Sunday, February 28, 2010

Seasons of Food



Seasons of Food

In the musical Rent there's a song called "Seasons of Love" that poses the question, "How do you measure a year?" The chorus offers up various suggestions – daylights, sunsets, laughter and strife, cups of coffee, and so on – until deciding on love. Measure the year in seasons of love.

It works for the characters of Rent, but that's not the way I measure my life these days. If I measured in love, I supposed I'd be having on long, stifling, dry summer in the desert (not unlike summers in Turkmenistan), relieved by the oases of love that I find in friends and family back home.

I often have this song pinballing around in my head, and it's made me wonder how I measure the seasons of my life these days. And I've realized that it's come down to a much more tangible passage of time: I measure the year in fruit and vegetables.

Mandarin oranges are in peak season now – you can buy a kilo for a little less than a dollar. Lemons are also in season, though not for much longer. Pumpkins are still available and have become my favorite food (pumpkin and thyme is a fantastic flavor combination, by the by). Spinach is ubiquitous and cheap; Pop-Eye would weep for joy at the sight of bags upon bags of fresh spinach at the bazaar every Sunday.

And now it's time to begin planting potatoes again. My family has been spending mild days in the garden creating rows in which to plant their saved spuds. Come June apricots will ripen and that kicks off the summertime cornucopia of fruits and veggies from the garden straight to my mouth.

My diet here is much more in tune with the earth than it's ever been. And I feel a greater connection to the seasons as a result. Of course, it's possible to think of the year in terms of fresh produce at Home; I bet most farmers do. But does the wax and wane of ripe fruits cross the mind of the average American more than once or twice a year?

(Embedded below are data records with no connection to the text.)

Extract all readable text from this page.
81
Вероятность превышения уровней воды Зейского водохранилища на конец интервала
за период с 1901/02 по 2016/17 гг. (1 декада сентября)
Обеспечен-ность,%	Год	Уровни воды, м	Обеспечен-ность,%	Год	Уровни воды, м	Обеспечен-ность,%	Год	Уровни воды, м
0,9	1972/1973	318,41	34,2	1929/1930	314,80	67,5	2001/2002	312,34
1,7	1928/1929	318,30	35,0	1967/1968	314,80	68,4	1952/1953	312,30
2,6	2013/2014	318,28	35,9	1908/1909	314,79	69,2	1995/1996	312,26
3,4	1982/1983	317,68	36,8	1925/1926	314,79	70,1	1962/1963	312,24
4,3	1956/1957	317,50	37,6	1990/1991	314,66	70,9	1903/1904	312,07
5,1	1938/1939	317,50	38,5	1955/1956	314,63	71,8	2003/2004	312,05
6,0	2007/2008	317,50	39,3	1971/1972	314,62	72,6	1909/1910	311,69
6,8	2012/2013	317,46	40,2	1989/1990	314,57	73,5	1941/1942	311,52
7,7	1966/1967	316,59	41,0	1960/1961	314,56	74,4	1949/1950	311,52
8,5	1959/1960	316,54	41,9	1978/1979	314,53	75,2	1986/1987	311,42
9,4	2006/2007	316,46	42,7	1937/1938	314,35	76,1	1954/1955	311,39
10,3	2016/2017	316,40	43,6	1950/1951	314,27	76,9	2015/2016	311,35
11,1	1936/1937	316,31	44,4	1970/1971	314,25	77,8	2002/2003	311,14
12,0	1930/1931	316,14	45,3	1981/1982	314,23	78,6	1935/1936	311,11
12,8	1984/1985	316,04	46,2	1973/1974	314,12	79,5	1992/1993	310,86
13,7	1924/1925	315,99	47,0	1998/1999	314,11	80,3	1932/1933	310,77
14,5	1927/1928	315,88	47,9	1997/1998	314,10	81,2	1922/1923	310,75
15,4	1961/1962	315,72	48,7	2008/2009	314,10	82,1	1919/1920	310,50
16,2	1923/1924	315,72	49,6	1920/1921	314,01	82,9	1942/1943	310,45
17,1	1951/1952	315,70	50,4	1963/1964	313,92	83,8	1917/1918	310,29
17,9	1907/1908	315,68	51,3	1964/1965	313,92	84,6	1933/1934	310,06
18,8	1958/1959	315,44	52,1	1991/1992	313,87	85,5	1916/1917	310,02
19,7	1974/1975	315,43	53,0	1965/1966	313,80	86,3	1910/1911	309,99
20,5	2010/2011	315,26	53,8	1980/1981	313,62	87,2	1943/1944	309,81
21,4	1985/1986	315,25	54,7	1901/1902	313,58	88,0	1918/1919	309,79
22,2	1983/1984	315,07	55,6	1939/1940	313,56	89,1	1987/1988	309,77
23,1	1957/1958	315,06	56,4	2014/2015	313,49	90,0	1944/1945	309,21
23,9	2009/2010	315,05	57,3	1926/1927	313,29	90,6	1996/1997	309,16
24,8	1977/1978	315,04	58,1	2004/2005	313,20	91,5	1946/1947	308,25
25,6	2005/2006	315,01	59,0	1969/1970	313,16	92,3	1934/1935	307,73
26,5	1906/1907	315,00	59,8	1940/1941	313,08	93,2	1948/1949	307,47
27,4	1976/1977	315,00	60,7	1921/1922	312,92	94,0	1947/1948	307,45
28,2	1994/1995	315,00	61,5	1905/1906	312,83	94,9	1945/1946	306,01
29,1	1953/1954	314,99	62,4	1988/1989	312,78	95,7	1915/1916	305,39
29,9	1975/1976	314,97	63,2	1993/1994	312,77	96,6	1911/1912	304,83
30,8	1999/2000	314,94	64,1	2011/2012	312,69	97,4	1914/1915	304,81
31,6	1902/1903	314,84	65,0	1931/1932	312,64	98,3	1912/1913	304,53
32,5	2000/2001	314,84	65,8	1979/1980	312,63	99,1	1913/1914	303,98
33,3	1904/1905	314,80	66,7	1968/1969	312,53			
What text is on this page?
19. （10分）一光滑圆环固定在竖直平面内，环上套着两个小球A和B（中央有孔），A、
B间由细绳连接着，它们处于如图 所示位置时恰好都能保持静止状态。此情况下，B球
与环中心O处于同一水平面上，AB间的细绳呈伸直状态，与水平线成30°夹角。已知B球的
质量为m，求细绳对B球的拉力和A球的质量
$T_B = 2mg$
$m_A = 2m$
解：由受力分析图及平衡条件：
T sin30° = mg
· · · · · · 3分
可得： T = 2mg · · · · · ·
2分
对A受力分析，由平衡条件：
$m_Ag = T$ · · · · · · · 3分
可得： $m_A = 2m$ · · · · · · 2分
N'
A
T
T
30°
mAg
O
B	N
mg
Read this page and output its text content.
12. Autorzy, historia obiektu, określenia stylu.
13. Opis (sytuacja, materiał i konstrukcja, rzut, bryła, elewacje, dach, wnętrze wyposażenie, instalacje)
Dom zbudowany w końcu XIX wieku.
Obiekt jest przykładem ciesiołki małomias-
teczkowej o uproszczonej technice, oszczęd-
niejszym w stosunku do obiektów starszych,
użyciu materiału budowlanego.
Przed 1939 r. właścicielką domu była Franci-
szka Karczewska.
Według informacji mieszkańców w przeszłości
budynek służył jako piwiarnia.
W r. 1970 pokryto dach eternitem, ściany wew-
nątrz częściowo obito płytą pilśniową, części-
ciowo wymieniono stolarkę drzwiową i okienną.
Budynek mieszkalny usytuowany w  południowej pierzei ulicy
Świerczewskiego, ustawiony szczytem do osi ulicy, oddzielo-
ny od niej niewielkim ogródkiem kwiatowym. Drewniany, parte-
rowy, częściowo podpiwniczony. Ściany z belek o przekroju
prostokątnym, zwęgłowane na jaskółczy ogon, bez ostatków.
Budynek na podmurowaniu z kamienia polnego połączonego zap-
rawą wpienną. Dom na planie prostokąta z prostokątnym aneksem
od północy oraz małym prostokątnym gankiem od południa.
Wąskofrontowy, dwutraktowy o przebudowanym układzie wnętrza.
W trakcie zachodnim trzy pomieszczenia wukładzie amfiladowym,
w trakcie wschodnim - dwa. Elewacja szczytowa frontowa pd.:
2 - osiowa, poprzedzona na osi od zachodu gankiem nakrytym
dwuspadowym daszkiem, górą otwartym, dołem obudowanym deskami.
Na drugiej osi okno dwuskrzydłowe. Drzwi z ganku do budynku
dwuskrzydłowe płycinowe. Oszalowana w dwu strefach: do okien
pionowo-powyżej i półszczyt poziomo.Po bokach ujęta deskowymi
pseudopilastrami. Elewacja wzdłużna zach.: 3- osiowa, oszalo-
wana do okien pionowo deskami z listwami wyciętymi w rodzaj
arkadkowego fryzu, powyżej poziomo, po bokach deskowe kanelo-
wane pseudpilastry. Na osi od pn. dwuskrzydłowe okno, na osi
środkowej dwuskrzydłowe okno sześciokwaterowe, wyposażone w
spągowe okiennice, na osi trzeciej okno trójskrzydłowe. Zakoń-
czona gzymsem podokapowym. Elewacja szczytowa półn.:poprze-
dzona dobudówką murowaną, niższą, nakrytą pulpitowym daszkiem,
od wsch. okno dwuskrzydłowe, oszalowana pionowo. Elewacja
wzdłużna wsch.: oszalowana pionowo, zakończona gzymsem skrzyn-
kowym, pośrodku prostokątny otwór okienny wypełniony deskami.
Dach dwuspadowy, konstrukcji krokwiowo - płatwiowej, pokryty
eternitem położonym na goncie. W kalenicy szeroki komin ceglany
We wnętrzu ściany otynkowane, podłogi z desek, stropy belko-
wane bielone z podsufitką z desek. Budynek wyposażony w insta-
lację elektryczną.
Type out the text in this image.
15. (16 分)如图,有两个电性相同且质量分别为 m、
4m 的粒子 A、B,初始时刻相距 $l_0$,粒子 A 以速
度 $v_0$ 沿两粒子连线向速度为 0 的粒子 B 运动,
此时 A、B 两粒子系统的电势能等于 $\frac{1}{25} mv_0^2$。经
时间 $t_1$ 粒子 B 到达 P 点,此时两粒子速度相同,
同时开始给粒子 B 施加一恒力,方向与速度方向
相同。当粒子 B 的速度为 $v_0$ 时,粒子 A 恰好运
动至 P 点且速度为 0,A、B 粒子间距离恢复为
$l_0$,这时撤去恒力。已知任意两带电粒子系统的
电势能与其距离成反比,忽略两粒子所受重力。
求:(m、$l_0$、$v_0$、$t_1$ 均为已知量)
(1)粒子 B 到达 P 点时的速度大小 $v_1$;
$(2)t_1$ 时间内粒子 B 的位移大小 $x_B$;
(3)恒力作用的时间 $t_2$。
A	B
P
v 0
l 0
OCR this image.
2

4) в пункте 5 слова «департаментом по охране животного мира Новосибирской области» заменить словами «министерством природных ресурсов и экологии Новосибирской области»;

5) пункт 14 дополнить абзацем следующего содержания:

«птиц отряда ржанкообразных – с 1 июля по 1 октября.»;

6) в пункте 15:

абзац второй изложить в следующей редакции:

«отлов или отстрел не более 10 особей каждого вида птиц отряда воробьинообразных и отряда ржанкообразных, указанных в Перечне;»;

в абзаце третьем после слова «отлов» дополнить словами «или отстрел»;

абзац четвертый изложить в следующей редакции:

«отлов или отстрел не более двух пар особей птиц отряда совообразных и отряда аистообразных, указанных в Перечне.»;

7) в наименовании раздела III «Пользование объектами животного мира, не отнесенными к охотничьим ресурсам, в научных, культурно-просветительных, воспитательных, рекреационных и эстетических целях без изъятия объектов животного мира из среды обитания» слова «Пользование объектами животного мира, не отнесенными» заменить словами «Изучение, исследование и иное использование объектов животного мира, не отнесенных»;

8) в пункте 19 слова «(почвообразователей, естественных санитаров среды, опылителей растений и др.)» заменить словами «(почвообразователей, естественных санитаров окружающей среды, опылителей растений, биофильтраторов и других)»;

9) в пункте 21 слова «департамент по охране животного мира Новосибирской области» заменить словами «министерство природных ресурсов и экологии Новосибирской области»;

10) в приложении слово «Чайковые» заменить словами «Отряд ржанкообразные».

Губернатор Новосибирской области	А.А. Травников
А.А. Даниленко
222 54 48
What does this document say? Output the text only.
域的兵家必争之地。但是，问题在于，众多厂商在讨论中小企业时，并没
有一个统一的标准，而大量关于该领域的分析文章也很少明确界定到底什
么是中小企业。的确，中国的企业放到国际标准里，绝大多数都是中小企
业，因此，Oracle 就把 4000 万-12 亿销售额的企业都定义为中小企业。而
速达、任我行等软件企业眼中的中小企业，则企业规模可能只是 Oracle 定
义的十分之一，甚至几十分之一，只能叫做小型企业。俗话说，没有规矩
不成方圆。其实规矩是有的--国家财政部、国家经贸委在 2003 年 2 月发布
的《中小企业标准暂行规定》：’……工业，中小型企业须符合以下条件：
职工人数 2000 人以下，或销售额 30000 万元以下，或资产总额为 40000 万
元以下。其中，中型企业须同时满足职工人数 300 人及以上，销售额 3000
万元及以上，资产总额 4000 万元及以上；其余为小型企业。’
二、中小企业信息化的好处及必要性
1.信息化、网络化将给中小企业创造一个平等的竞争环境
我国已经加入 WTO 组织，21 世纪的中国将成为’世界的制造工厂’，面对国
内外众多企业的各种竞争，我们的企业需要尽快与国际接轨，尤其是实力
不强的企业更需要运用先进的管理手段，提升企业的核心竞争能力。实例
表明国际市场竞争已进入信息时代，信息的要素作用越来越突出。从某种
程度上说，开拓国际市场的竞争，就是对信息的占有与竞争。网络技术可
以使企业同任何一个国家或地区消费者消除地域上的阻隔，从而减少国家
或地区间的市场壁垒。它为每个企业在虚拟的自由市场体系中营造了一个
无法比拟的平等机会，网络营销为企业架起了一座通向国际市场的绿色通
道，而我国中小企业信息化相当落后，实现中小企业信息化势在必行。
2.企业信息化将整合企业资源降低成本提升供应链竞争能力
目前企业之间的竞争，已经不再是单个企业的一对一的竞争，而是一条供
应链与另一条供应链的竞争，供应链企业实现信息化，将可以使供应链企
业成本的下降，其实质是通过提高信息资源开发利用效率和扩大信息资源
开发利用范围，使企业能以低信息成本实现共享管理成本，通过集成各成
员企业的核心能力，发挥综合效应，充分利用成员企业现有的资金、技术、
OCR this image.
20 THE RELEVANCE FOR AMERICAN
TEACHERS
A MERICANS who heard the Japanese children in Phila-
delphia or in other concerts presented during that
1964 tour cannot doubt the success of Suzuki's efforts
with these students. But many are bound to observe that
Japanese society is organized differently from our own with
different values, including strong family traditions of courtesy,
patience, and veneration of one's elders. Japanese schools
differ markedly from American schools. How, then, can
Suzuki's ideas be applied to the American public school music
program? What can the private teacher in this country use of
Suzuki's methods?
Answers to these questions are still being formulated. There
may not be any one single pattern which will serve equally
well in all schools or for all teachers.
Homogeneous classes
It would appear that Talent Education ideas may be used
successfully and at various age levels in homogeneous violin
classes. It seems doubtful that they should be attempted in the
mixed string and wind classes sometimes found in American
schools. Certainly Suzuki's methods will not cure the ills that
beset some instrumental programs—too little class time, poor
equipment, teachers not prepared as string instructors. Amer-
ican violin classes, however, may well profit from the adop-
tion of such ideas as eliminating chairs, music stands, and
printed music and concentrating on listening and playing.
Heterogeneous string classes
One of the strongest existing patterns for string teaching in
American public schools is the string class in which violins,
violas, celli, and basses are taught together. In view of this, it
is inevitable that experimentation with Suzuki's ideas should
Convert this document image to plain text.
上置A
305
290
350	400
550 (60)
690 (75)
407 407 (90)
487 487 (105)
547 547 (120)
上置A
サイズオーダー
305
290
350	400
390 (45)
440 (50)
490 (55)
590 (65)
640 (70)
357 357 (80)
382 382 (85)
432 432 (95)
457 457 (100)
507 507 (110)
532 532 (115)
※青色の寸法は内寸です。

Certainly we know that foods have seasons: rhubarb in early summer, watermelon, strawberries, cantaloupe, tomatoes and sweet corn in midsummer and pumpkins in the fall. Living in a rural area and shopping at road sides stands help cultivate a sense of seasonality. And with people becoming increasingly involved with their food – where it comes from and how it's grown –we're experiencing a welcome shift to awareness of seasons. But we still have lemons and apples and oranges available every time we go to the grocery store. And the best way to develop an appreciation for tea with lemon is to only have lemons four months of the year.

We can always cheat. Buy something out of season if you really need it. In Turkmenistan we don't have that ability – I would call it a luxury but recently I've come to view it as an impediment – and it has changed the way I think about food. Here everything is seasonal. Fruits and vegetables come and go with the months. The meals you eat depend on what is available in the garden. It's a way of life that I hope I don't lose sight of when I return back to the land of refrigerated trucks bearing foods from afar.

Now, will I stop buying avocadoes? Well…no. But I do hope I'll garden. I hope I'll invest the time and money into feeding myself seasonally. Maybe I'll even build a greenhouse. As long as I want fruits and vegetables year round (and I do, my current winter diet is way too monochrome), they may as well come from my backyard rather than a country thousands of miles away.

Making foods from scratch is another good habit I've picked up. Homemade spaghetti sauce is so much more satisfying than red stuff from a jar with questionable ingredients. And in an effort to cut down on the number of granola bars my dad sends me, I made my own recently. Not only do I know all the ingredients that went into them, they were a) ridiculously easy to make and b) delicious. Too delicious even. And the granola that goes into those granola bars? Holy cow. I will never, ever buy granola again. My granola paired with my family's homemade yogurt is now my favorite dessert.

Who needs seasons of love? I choose seasons of fruit. It's a simpler way of thinking about the world, it's eco-friendly, and encourages us to pay closer attention to the earth that feeds and sustains us.